La Universidad Internacional de Valencia (VIU), integrada en Planeta Formación y Universidades, destaca el potencial de este modelo para construir ciudades más resilientes y reducir la dependencia de factores climáticos y logísticos.
La automatización permite controlar cada fase del cultivo
Según explica el Dr. Roger Clotet Martínez, director del Grado en Ingeniería Informática y docente del Máster Universitario en Big Data y Ciencia de Datos de VIU, las granjas verticales ofrecen un nivel de control muy superior al de la agricultura convencional.
La combinación de sensores agronómicos, automatización e inteligencia artificial permite ajustar de forma precisa las condiciones de cultivo para cada especie. Parámetros como la iluminación, la humedad, la temperatura o el aporte de nutrientes pueden modificarse en tiempo real para optimizar el crecimiento de las plantas.
Este control favorece una producción más estable y predecible durante todo el año.
Menor consumo de agua y mayor aprovechamiento del espacio
Uno de los principales argumentos a favor de la agricultura vertical es su elevada eficiencia en el uso de los recursos naturales. Diversos estudios científicos y organismos internacionales, como la FAO, señalan que estos sistemas pueden reducir el consumo de agua entre un 80% y un 95% respecto a la agricultura tradicional.
Como ejemplo, Roger Clotet destaca investigaciones sobre el cultivo hidropónico de lechuga, donde el consumo se sitúa en torno a 20 litros de agua por kilogramo producido, frente a los aproximadamente 250 litros necesarios en sistemas convencionales, lo que supone un ahorro superior al 90%.
Además del agua, también mejora significativamente el aprovechamiento del espacio. En cultivos como la lechuga, los rendimientos por metro cuadrado pueden multiplicarse entre diez y once veces gracias al cultivo en varios niveles, mientras que la eficiencia global en el uso conjunto de tierra y agua puede llegar a ser entre 38 y 60 veces superior.
La inteligencia artificial detecta el estrés de las plantas antes de que sea visible
La integración de inteligencia artificial, Internet de las Cosas (IoT) y análisis de datos constituye uno de los pilares tecnológicos de este modelo agrícola.
Los sistemas recopilan información de sensores que monitorizan variables como el pH, la conductividad eléctrica, la concentración de CO₂ o la humedad, permitiendo ajustar automáticamente las condiciones de cultivo.
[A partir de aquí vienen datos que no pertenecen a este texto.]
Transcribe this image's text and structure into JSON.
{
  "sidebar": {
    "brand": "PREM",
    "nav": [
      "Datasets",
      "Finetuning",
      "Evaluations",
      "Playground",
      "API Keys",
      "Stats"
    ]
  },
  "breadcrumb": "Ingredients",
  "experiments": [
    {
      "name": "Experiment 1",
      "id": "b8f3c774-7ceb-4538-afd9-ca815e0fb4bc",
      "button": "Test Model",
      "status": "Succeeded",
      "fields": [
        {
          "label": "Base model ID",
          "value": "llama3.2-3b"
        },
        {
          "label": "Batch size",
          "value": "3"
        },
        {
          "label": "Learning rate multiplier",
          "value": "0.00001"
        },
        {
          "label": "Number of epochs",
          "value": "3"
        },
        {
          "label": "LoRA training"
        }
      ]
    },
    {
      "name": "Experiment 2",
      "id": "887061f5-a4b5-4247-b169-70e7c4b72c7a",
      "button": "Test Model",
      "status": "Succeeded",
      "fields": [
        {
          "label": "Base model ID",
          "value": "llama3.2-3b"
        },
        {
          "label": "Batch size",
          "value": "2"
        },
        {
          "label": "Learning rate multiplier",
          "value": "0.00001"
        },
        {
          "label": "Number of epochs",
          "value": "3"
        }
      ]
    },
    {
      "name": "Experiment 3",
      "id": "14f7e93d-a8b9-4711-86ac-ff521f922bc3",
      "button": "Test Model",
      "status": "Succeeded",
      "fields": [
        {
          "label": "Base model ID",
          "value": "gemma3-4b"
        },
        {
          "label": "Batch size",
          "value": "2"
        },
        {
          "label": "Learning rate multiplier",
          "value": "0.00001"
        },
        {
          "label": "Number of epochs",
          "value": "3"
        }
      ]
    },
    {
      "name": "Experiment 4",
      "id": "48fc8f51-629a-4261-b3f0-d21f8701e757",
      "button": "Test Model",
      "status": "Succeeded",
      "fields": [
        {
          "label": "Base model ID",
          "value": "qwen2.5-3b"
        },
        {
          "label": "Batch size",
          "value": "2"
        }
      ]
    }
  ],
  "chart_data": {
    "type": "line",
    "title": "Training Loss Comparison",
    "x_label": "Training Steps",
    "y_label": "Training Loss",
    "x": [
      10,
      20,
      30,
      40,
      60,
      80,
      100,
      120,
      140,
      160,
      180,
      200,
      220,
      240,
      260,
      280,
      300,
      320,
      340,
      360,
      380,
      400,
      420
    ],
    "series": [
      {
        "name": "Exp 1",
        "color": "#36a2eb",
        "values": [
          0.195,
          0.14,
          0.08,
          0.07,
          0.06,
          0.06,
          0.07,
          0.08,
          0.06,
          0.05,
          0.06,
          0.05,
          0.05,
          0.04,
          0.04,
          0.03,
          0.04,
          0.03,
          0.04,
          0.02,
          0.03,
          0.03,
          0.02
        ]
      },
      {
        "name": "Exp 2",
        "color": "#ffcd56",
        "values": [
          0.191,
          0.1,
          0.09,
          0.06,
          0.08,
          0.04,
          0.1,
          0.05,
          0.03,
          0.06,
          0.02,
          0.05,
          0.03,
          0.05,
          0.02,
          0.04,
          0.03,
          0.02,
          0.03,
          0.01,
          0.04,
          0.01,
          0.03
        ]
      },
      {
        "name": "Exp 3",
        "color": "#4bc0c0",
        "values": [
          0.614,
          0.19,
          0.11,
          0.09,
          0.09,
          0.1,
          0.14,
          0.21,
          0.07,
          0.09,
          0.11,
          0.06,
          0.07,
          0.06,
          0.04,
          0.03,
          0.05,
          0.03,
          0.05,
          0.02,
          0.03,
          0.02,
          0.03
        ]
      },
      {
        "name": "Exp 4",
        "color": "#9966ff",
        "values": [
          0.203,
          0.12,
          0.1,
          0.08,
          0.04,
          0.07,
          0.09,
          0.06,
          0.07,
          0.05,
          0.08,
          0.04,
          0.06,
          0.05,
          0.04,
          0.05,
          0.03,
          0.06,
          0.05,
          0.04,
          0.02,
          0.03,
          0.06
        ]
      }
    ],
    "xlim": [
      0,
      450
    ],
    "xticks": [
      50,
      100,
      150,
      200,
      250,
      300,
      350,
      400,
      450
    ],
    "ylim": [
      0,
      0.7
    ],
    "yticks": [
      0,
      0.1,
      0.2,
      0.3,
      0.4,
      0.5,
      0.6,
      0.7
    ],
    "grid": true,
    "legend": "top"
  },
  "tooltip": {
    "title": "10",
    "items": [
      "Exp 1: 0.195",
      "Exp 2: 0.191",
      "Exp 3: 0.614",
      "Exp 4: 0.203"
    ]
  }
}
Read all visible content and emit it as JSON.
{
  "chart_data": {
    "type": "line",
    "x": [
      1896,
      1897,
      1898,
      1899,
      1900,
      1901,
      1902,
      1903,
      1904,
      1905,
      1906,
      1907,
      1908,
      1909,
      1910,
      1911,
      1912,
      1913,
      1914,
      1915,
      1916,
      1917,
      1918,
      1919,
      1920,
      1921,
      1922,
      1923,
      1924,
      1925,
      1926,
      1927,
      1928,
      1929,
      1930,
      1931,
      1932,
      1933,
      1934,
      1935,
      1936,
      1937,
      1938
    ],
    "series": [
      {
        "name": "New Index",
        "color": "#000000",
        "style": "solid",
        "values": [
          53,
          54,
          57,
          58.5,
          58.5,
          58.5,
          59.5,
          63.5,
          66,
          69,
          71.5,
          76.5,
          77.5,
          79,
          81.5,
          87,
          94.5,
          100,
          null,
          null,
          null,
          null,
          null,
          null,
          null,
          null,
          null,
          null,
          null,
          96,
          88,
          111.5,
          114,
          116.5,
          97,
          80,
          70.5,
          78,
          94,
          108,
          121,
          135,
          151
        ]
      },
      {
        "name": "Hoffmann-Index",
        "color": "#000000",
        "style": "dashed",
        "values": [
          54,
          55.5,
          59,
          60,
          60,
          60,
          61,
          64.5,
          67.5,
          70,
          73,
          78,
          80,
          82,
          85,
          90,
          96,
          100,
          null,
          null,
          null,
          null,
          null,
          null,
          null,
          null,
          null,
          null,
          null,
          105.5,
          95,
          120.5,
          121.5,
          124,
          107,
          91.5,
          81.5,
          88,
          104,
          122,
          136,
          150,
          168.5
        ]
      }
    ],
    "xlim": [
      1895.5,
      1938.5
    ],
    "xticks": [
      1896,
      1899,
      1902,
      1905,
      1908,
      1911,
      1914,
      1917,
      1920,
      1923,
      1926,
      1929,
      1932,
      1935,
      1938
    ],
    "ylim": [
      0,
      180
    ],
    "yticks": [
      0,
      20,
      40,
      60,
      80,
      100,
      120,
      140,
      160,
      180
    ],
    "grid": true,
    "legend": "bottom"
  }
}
Uno de los avances más destacados es la capacidad para detectar de forma temprana situaciones de estrés vegetal. Gracias a técnicas de espectroscopía y aprendizaje automático, diversos estudios han logrado identificar alteraciones fisiológicas entre uno y cinco días antes de que aparezcan síntomas visibles, alcanzando niveles de precisión cercanos al 94%.
Asimismo, las herramientas de visión artificial utilizadas mediante aplicaciones móviles ya consiguen diagnosticar enfermedades en campo con precisiones que oscilan entre el 92,8% y el 98%, ampliando la capacidad de observación de los agricultores.
El elevado consumo energético sigue siendo el principal reto
Pese a sus ventajas, la agricultura vertical también presenta importantes desafíos. El principal de ellos es su dependencia de la energía eléctrica para alimentar la iluminación artificial y los sistemas de climatización.
Esta circunstancia hace que la rentabilidad de las explotaciones esté estrechamente vinculada al coste de la electricidad y al contexto energético de cada país. Según un estudio citado por VIU sobre la producción de lechuga, los costes operativos varían notablemente según la ubicación geográfica, situándose en torno a 0,85 euros por kilogramo en Estocolmo, 1,35 euros en Nápoles y 1,75 euros en Riad.
A ello se suma la vulnerabilidad de las cadenas internacionales de suministro ante conflictos geopolíticos, que pueden afectar tanto al precio de la energía como a la disponibilidad de fertilizantes.
La agricultura digital redefine el perfil de los profesionales del sector
La expansión de la agricultura vertical y de la denominada e-Agriculture está transformando también las competencias que demanda el sector agroalimentario.
La informática, la ciencia de datos, la inteligencia artificial y la ciberseguridad adquieren un papel protagonista en el diseño de sistemas capaces de optimizar el uso del agua, los fertilizantes y otros recursos. Según Roger Clotet, el ingeniero informático ya no desarrolla únicamente software, sino que participa en la creación de soluciones tecnológicas para resolver algunos de los grandes desafíos de la agricultura moderna.
Desde VIU consideran que la agricultura vertical no sustituirá a la producción tradicional, sino que actuará como un complemento estratégico para el cultivo de productos frescos de ciclo corto y alto valor añadido, contribuyendo a construir sistemas alimentarios más eficientes, resilientes y sostenibles.